The Church in Corinth had a few people in it that had (correctly) surmised that the idols, to which their pagan compatriots sacrificed and then from those sacrifices put on feasts or resold as sanctified food, had no real power and therefore the sacrifices were null and void. (1 Cor. 4.8-6) St. Paul agreed, technically, with them, noting the underlying premise was accurate and that the food was just that...food. He however follows up with a very important caveat: just because it's so doesn't mean it's the whole picture.
St. Paul goes on to say that while the food is just food and the deities to which it was offered were nothing, treating it as such sends the wrong message to other people. Let's take what St. Paul states and expand on it:
Just because we know the deities to whom the food was offered aren't "real" or hold any power, some believers aren't so grounded.

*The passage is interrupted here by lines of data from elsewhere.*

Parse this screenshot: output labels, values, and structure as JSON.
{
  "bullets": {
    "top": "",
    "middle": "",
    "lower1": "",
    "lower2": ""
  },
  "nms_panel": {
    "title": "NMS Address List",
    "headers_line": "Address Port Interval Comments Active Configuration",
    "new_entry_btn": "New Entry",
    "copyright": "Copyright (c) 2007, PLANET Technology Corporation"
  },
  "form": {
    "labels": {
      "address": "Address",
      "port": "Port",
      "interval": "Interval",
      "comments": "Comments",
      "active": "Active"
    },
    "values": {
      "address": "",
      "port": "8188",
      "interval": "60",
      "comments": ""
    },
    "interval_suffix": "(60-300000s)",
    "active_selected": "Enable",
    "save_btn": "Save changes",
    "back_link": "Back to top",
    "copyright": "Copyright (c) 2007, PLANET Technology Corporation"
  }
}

Just because we know the deities as such aren't real and the sacrifice invalid does not mean their adherents feel the same way.
Disregard of the efficacy of sacrifice or service and still participating can and often is seen as validating it.

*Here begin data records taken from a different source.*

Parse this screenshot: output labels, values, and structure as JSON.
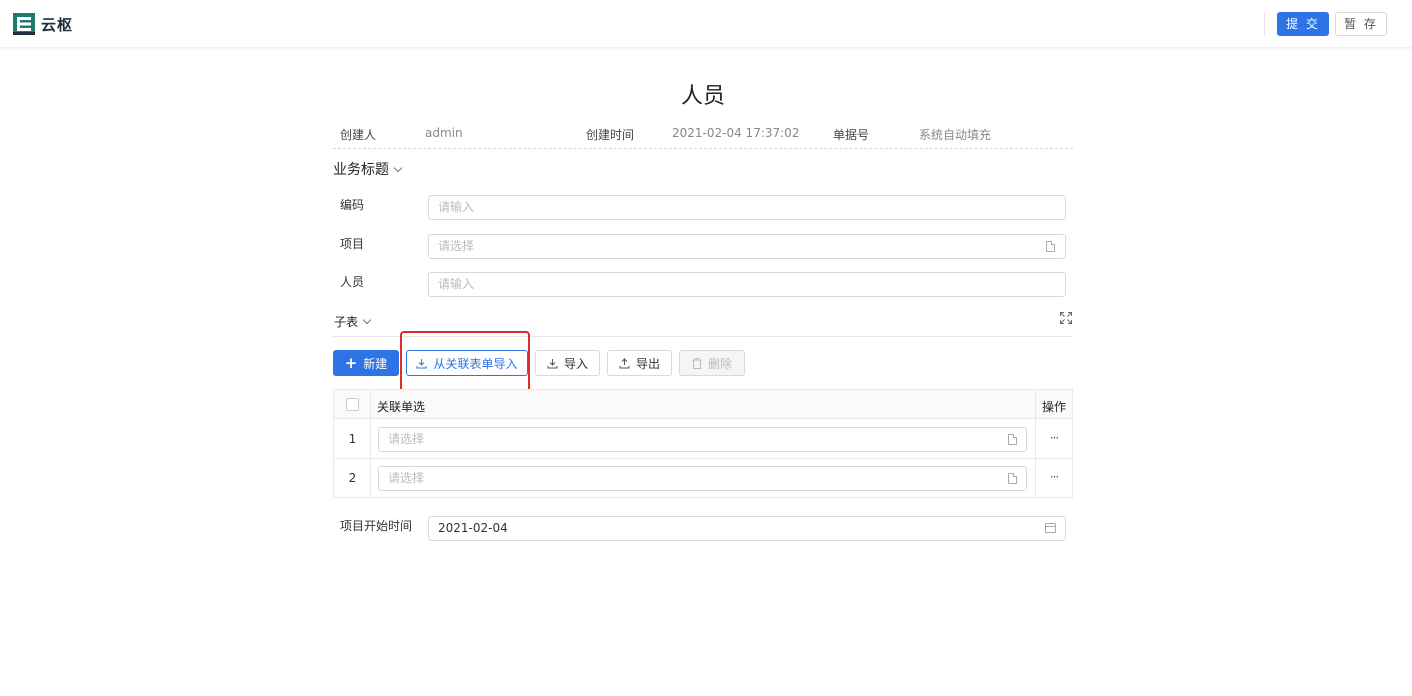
{
  "header": {
    "logo_text": "云枢",
    "submit_label": "提 交",
    "save_label": "暂 存"
  },
  "page": {
    "title": "人员"
  },
  "meta": {
    "creator_label": "创建人",
    "creator_value": "admin",
    "created_time_label": "创建时间",
    "created_time_value": "2021-02-04 17:37:02",
    "doc_no_label": "单据号",
    "doc_no_value": "系统自动填充"
  },
  "section": {
    "title": "业务标题"
  },
  "fields": {
    "code_label": "编码",
    "code_placeholder": "请输入",
    "project_label": "项目",
    "project_placeholder": "请选择",
    "person_label": "人员",
    "person_placeholder": "请输入",
    "start_time_label": "项目开始时间",
    "start_time_value": "2021-02-04"
  },
  "subtable": {
    "title": "子表",
    "toolbar": {
      "new_label": "新建",
      "import_related_label": "从关联表单导入",
      "import_label": "导入",
      "export_label": "导出",
      "delete_label": "删除"
    },
    "columns": {
      "related_single": "关联单选",
      "actions": "操作"
    },
    "rows": [
      {
        "index": "1",
        "placeholder": "请选择",
        "more": "···"
      },
      {
        "index": "2",
        "placeholder": "请选择",
        "more": "···"
      }
    ]
  },
  "colors": {
    "primary": "#2f74e6",
    "highlight": "#d9302c"
  }
}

So while we know it's bunkum but we still participate because it's fun or nourishing or what have you, they don't feel the same way. Someone new to the faith may get confused and fully participate and not disengage from worship of a false god and in so doing turn from God and sustain real spiritual harm. Someone not practicing the faith may see this as validation of their practices and unreceptive to the Good News that Jesus had redeemed us from Sin and Death to restore us to full fellowship with God and sustained separation from God, sustaining spiritual harm. Jesus died for these people to deliver them from this very separation from God, why would we push them right back in? Is the death of God the Word Incarnate that cheap to us? His resurrection that unremarkable?
That's a high price for being right. Because we didn't see the whole picture (and how can we?), we directly or indirectly brought harm. So as we enter pre-Lent, let's keep in mind our actions, no matter how "right", may ultimately be "wrong". So let us approach everything in humility and love. The eternal well-being of others may well depend on it.